Die Lesung ist – trotz Konzentrationsschwierigkeiten – ein inspirierendes Erlebnis. Das Ziel der virtuellen Lesung sei es auch, so erklärt Sandro Zollinger nach der Lesung, sich „von einer konkreten filmsprachlichen Narration zu lösen“ und sich auf die „gefühlstragende Wirkung“ des Mediums zu fokussieren. Das sei ein „bleibendes und einmaliges Erlebnis“, ist sich das Publikum am Ende einig.

Sehen die Lesungen der Zukunft so aus? Sieht vielleicht sogar das eigene Leseerlebnis zukünftig so aus?
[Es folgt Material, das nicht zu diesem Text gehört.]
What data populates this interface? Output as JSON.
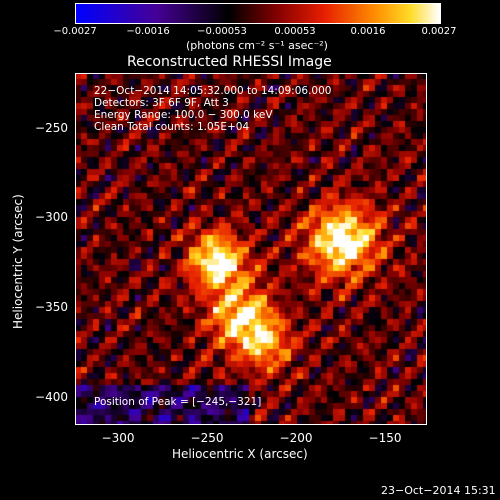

Beinahe stimmt mich diese Vorstellung etwas melancholisch. Denn obgleich ich gerne in die Räume der neuesten VR-Technologien eintauche und alles um mich herum vergesse, liebe ich die Momente genauso, in denen es nur mich und mein Buch gibt. Die Momente, in denen – auch ohne VR-Brille – alles um mich herum verschwindet: ob Schreibzimmer, Zug oder Berglandschaft. Den Imaginationsraum, den das Lesen von Literatur bei mir auslöst, will ich, zumindest vorerst, nicht mit den detailtreuen Bildwelten der VR-Technologie eintauschen.

Und doch: Ein Eintauchen in diese virtuelle Lesung und die neuste Technologie lohnt sich allemal. Vielleicht sollte auch ich mich noch einmal auf die Lesung einlassen, um mich dieses Mal ganz auf die Stimme von Klaus Merz konzentrieren zu können.